Nginx hide forwarded port number [closed]

2019-04-28 16:14发布

问题:

I'm trying to set up a simple static website, and I have an issue with nginx that's complicated by a number of things, most notably the fact that my ISP blocks all inbound port 80 traffic.

First, I got a web forward set up so that www.mysite.com will redirect to mysite.com:8000, and then I set up my router to forward port 8000 to my server running nginx. This gets around my ISP's block on port 80. I'm now attempting to have nginx on the server proxy the request on port 8000 to a virtual host on port 80, so that the site will show up as mysite.com after it loads rather than mysite.com:8000.

I've been trying to do this with nginx's proxy_pass directive, but no matter what I do the site always shows up as mysite.com:8000.

Here's what I have so far:

server {
  listen [::]:8000

  server_name mysite.com;

  location / {
    proxy_pass http://127.0.0.1:80;
    proxy_redirect default;
    proxy_set_header  Host               $http_host;
    proxy_set_header  X-Real-IP          $remote_addr;
    proxy_set_header  X-Forwarded-For    $proxy_add_x_forwarded_for;
    proxy_set_header  X-Forwarded-Proto  http;
  }
 }

server {
  listen 127.0.0.1:80;

  server_name mysite.com;

  root /var/www/homepage;
  index index.html;

  .
  .  (non-relevant stuff)
  .
}

Link to the actual site: http://www.bjacobel.com

I've also tried to do this by forwarding port 8000 at the router to port 80, and having nginx listen on port 80, but the url with :8000 in it still shows up.

Thanks for your help!

回答1:

The root of the problem is not with your setup, but with the first web forward - it works by redirecting the requested URL (http://www.yoursite.com) to the new URL (http://yoursite.com:8000)

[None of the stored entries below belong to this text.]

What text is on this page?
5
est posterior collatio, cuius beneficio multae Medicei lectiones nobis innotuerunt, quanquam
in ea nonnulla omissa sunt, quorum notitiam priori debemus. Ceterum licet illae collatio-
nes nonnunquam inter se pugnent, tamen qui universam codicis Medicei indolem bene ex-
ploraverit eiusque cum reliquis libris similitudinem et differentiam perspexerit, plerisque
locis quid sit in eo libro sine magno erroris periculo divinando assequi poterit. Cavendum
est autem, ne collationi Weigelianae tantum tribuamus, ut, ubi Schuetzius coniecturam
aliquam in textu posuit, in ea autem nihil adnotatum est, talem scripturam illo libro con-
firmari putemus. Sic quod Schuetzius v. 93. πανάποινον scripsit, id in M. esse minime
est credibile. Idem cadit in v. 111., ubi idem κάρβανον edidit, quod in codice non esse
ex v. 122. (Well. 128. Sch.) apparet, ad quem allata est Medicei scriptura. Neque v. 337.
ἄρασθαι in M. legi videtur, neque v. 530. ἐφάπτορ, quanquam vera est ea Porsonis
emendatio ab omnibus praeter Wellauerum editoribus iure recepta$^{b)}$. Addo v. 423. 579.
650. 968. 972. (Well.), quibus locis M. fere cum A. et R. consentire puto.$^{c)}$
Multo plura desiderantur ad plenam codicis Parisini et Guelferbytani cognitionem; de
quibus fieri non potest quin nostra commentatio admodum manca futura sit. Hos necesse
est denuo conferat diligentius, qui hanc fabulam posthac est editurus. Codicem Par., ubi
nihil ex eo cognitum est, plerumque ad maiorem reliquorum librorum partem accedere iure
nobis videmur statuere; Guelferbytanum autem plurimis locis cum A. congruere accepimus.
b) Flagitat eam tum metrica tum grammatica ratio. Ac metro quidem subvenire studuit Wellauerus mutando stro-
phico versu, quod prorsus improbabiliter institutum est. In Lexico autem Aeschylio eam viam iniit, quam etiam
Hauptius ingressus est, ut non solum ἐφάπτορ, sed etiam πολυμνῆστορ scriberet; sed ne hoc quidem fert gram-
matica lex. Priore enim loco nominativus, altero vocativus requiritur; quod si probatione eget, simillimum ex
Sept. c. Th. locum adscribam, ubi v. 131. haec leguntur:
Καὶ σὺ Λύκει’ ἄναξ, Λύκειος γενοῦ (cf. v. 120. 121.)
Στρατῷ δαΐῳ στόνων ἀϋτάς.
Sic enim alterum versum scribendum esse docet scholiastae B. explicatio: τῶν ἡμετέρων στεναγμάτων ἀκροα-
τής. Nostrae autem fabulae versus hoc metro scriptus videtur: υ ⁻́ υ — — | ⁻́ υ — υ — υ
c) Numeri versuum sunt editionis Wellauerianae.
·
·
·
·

So this is already in place, when the request reaches your setup, and you can't change it back to port 80, as your provider blocks it.

You could use a frameset as a forwarder ("Web 0.5") or live with it.



回答2:

Word of warning, hosting public web servers on a residential connection is normally against the ISPs Terms Of Service.

The browser will always show 8080 because the HTTP connection needs to be initiated on port 8080 to access your site. Just think of the security issues if you could "hide" part of the URL.

The only workaround is to host a proxy server or a framed website on a server that can be accessed on port 80. Also, there are redirection services that could redirect port 80 to 8080.